When sounds of “censorship” were being murmured about the 1979 film “The Tin Drum,” I asked Michael if he was familiar with it. He'd read the book in college and couldn't imagine anything that would stir up the wrath of people to want it censored. We discussed the possibility of the American Civil Liberties Union having to defend the work, so it was decided he should rent the movie so we would be prepared. After renting a video of it in the summer of 1997, he was visited at his home by local police. They had violated the Video Privacy Protection Act by demanding the rental records from Blockbuster. Michael not only stood up for his own rights, but the rights of others to be able to read and view materials without government prosecution. 

There was so much more to Michael than just his work, which he loved.
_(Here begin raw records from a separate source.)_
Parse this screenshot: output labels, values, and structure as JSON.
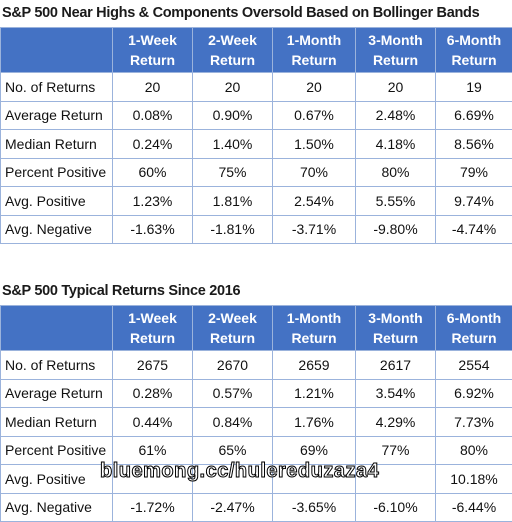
{
  "tables": [
    {
      "title": "S&P 500 Near Highs & Components Oversold Based on Bollinger Bands",
      "columns": [
        "1-Week Return",
        "2-Week Return",
        "1-Month Return",
        "3-Month Return",
        "6-Month Return"
      ],
      "rows": [
        [
          "No. of Returns",
          "20",
          "20",
          "20",
          "20",
          "19"
        ],
        [
          "Average Return",
          "0.08%",
          "0.90%",
          "0.67%",
          "2.48%",
          "6.69%"
        ],
        [
          "Median Return",
          "0.24%",
          "1.40%",
          "1.50%",
          "4.18%",
          "8.56%"
        ],
        [
          "Percent Positive",
          "60%",
          "75%",
          "70%",
          "80%",
          "79%"
        ],
        [
          "Avg. Positive",
          "1.23%",
          "1.81%",
          "2.54%",
          "5.55%",
          "9.74%"
        ],
        [
          "Avg. Negative",
          "-1.63%",
          "-1.81%",
          "-3.71%",
          "-9.80%",
          "-4.74%"
        ]
      ]
    },
    {
      "title": "S&P 500 Typical Returns Since 2016",
      "columns": [
        "1-Week Return",
        "2-Week Return",
        "1-Month Return",
        "3-Month Return",
        "6-Month Return"
      ],
      "rows": [
        [
          "No. of Returns",
          "2675",
          "2670",
          "2659",
          "2617",
          "2554"
        ],
        [
          "Average Return",
          "0.28%",
          "0.57%",
          "1.21%",
          "3.54%",
          "6.92%"
        ],
        [
          "Median Return",
          "0.44%",
          "0.84%",
          "1.76%",
          "4.29%",
          "7.73%"
        ],
        [
          "Percent Positive",
          "61%",
          "65%",
          "69%",
          "77%",
          "80%"
        ],
        [
          "Avg. Positive",
          null,
          null,
          null,
          null,
          "10.18%"
        ],
        [
          "Avg. Negative",
          "-1.72%",
          "-2.47%",
          "-3.65%",
          "-6.10%",
          "-6.44%"
        ]
      ]
    }
  ],
  "watermark": "bluemong.cc/hulereduzaza4"
}
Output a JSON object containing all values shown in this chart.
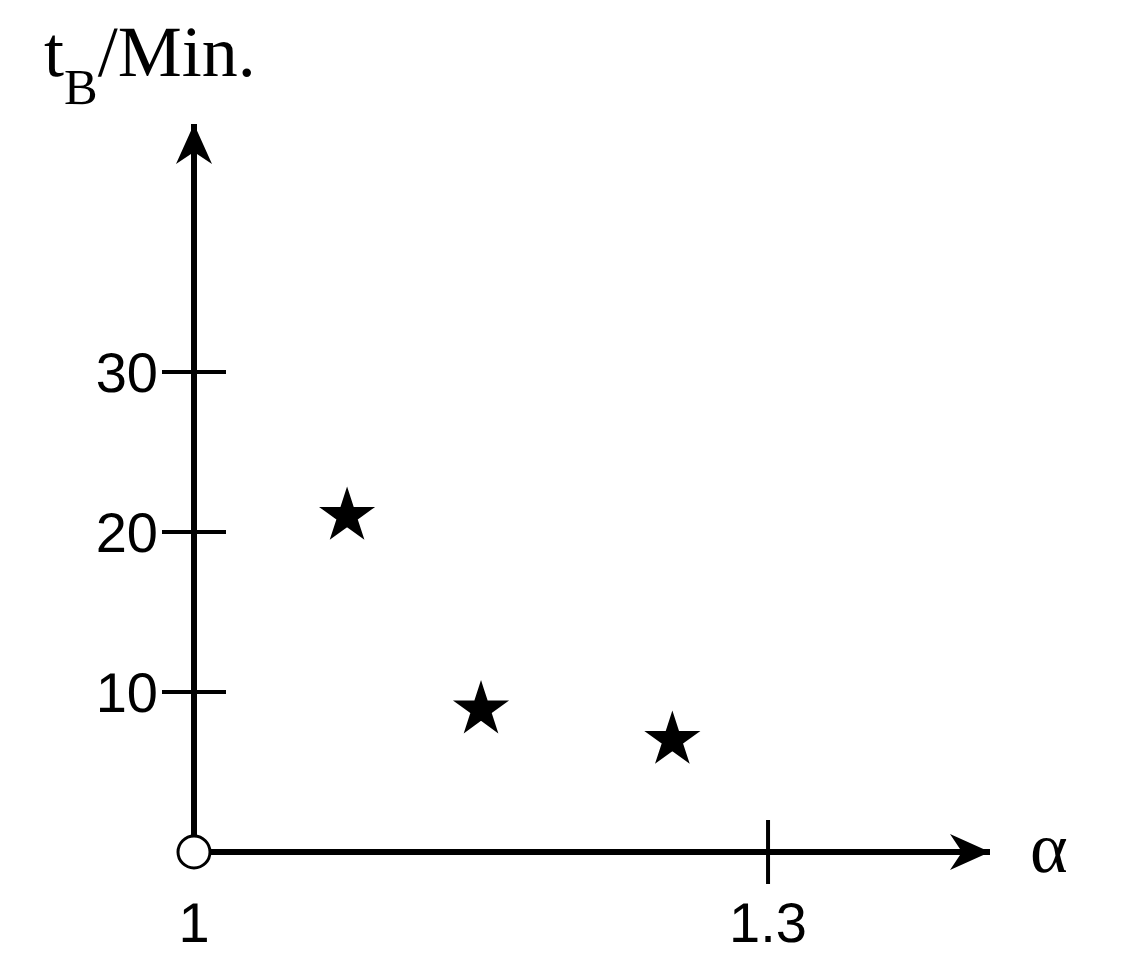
{
  "chart_data": {
    "type": "scatter",
    "ylabel": "t$_{B}$/Min.",
    "xlabel": "α",
    "x": [
      1.08,
      1.15,
      1.25
    ],
    "values": [
      21,
      8.9,
      7
    ],
    "color": "#000000",
    "marker": "star",
    "xlim": [
      1,
      1.416
    ],
    "ylim": [
      0,
      45.5
    ],
    "xticks": [
      {
        "value": 1,
        "label": "1"
      },
      1.3
    ],
    "yticks": [
      10,
      20,
      30
    ],
    "grid": false
  }
}
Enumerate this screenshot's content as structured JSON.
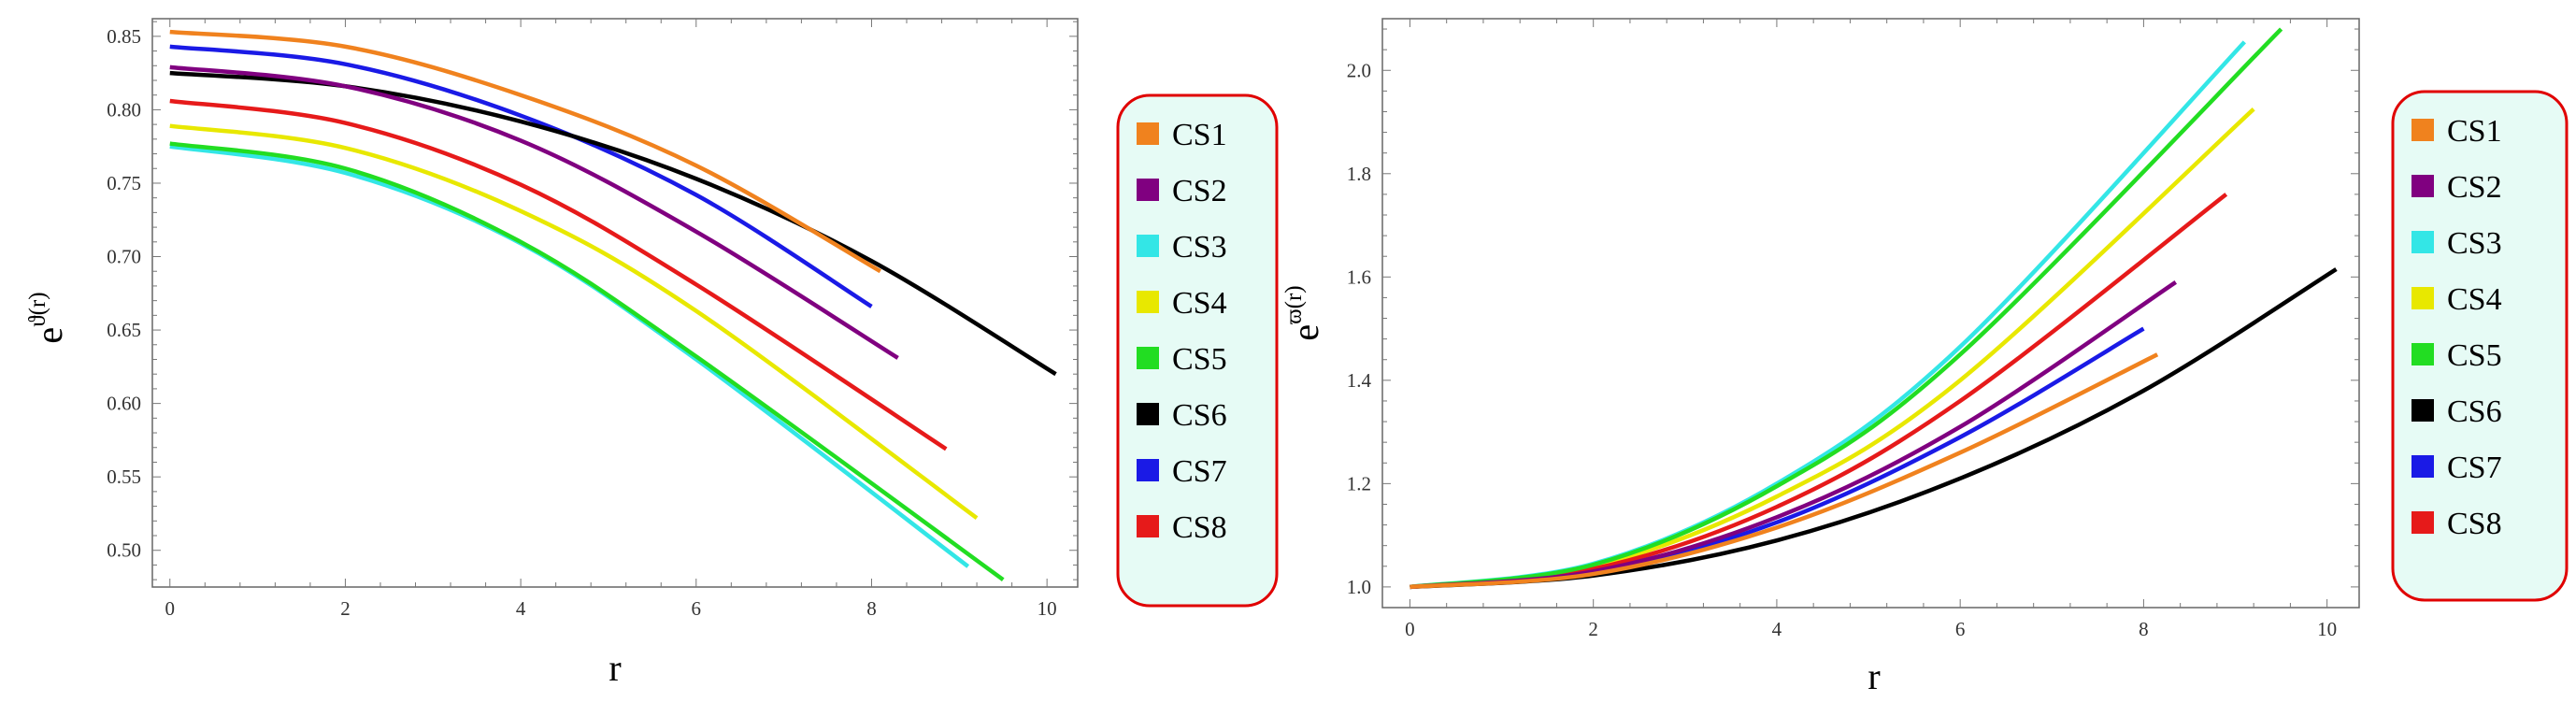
{
  "legend_box_color": "#e00000",
  "legend_bg": "#e6fbf5",
  "chart_data": [
    {
      "type": "line",
      "xlabel": "r",
      "ylabel_base": "e",
      "ylabel_sup": "ϑ(r)",
      "xlim": [
        -0.2,
        10.35
      ],
      "ylim": [
        0.475,
        0.862
      ],
      "xticks": [
        0,
        2,
        4,
        6,
        8,
        10
      ],
      "yticks": [
        0.5,
        0.55,
        0.6,
        0.65,
        0.7,
        0.75,
        0.8,
        0.85
      ],
      "grid": false,
      "legend": "right",
      "series": [
        {
          "name": "CS1",
          "color": "#f0821e",
          "x": [
            0,
            2,
            4,
            6,
            8.1
          ],
          "y": [
            0.853,
            0.843,
            0.81,
            0.762,
            0.69
          ]
        },
        {
          "name": "CS2",
          "color": "#800080",
          "x": [
            0,
            2,
            4,
            6,
            8.3
          ],
          "y": [
            0.829,
            0.816,
            0.779,
            0.717,
            0.631
          ]
        },
        {
          "name": "CS3",
          "color": "#33e6e6",
          "x": [
            0,
            2,
            4,
            6,
            9.1
          ],
          "y": [
            0.775,
            0.757,
            0.709,
            0.63,
            0.489
          ]
        },
        {
          "name": "CS4",
          "color": "#e8e800",
          "x": [
            0,
            2,
            4,
            6,
            9.2
          ],
          "y": [
            0.789,
            0.774,
            0.731,
            0.663,
            0.522
          ]
        },
        {
          "name": "CS5",
          "color": "#22dd22",
          "x": [
            0,
            2,
            4,
            6,
            9.5
          ],
          "y": [
            0.777,
            0.76,
            0.71,
            0.632,
            0.48
          ]
        },
        {
          "name": "CS6",
          "color": "#000000",
          "x": [
            0,
            2,
            4,
            6,
            8,
            10.1
          ],
          "y": [
            0.825,
            0.816,
            0.792,
            0.753,
            0.697,
            0.62
          ]
        },
        {
          "name": "CS7",
          "color": "#1a1ae6",
          "x": [
            0,
            2,
            4,
            6,
            8.0
          ],
          "y": [
            0.843,
            0.831,
            0.796,
            0.742,
            0.666
          ]
        },
        {
          "name": "CS8",
          "color": "#e61a1a",
          "x": [
            0,
            2,
            4,
            6,
            8.85
          ],
          "y": [
            0.806,
            0.791,
            0.749,
            0.681,
            0.569
          ]
        }
      ]
    },
    {
      "type": "line",
      "xlabel": "r",
      "ylabel_base": "e",
      "ylabel_sup": "ϖ(r)",
      "xlim": [
        -0.3,
        10.35
      ],
      "ylim": [
        0.96,
        2.1
      ],
      "xticks": [
        0,
        2,
        4,
        6,
        8,
        10
      ],
      "yticks": [
        1.0,
        1.2,
        1.4,
        1.6,
        1.8,
        2.0
      ],
      "grid": false,
      "legend": "right",
      "series": [
        {
          "name": "CS1",
          "color": "#f0821e",
          "x": [
            0,
            2,
            4,
            6,
            8.15
          ],
          "y": [
            1.0,
            1.025,
            1.115,
            1.26,
            1.45
          ]
        },
        {
          "name": "CS2",
          "color": "#800080",
          "x": [
            0,
            2,
            4,
            6,
            8.35
          ],
          "y": [
            1.0,
            1.03,
            1.135,
            1.31,
            1.59
          ]
        },
        {
          "name": "CS3",
          "color": "#33e6e6",
          "x": [
            0,
            2,
            4,
            6,
            9.1
          ],
          "y": [
            1.0,
            1.045,
            1.2,
            1.465,
            2.055
          ]
        },
        {
          "name": "CS4",
          "color": "#e8e800",
          "x": [
            0,
            2,
            4,
            6,
            9.2
          ],
          "y": [
            1.0,
            1.04,
            1.175,
            1.4,
            1.925
          ]
        },
        {
          "name": "CS5",
          "color": "#22dd22",
          "x": [
            0,
            2,
            4,
            6,
            9.5
          ],
          "y": [
            1.0,
            1.043,
            1.195,
            1.45,
            2.08
          ]
        },
        {
          "name": "CS6",
          "color": "#000000",
          "x": [
            0,
            2,
            4,
            6,
            8,
            10.1
          ],
          "y": [
            1.0,
            1.022,
            1.09,
            1.21,
            1.38,
            1.615
          ]
        },
        {
          "name": "CS7",
          "color": "#1a1ae6",
          "x": [
            0,
            2,
            4,
            6,
            8.0
          ],
          "y": [
            1.0,
            1.028,
            1.125,
            1.29,
            1.5
          ]
        },
        {
          "name": "CS8",
          "color": "#e61a1a",
          "x": [
            0,
            2,
            4,
            6,
            8.9
          ],
          "y": [
            1.0,
            1.035,
            1.155,
            1.36,
            1.76
          ]
        }
      ]
    }
  ]
}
A graduate of Oklahoma City University, he played a large role in the Oklahoma Children's Theatre at one time and loved it.  He was a nonjudgmental lover of people, always willing to lend a helping hand to anyone needing help. His sense of humor is something I will never forget.

Oklahoma is "less" in many ways, with the loss of Michael. I am reminded of my favorite quote, by A.A. Milne:  "Sometimes when the fights begin, I think I'll let the dragons win. But then again, perhaps I won't. Because they're dragons, and I don't."  

R.I.P. Michael David "Sky" Camfield. I miss you, my friend.

Please consider honoring Michael with a donation in his name to North Care Mental Health or Individual Artists of Oklahoma.

Bell is former executive director of ACLU of Oklahoma.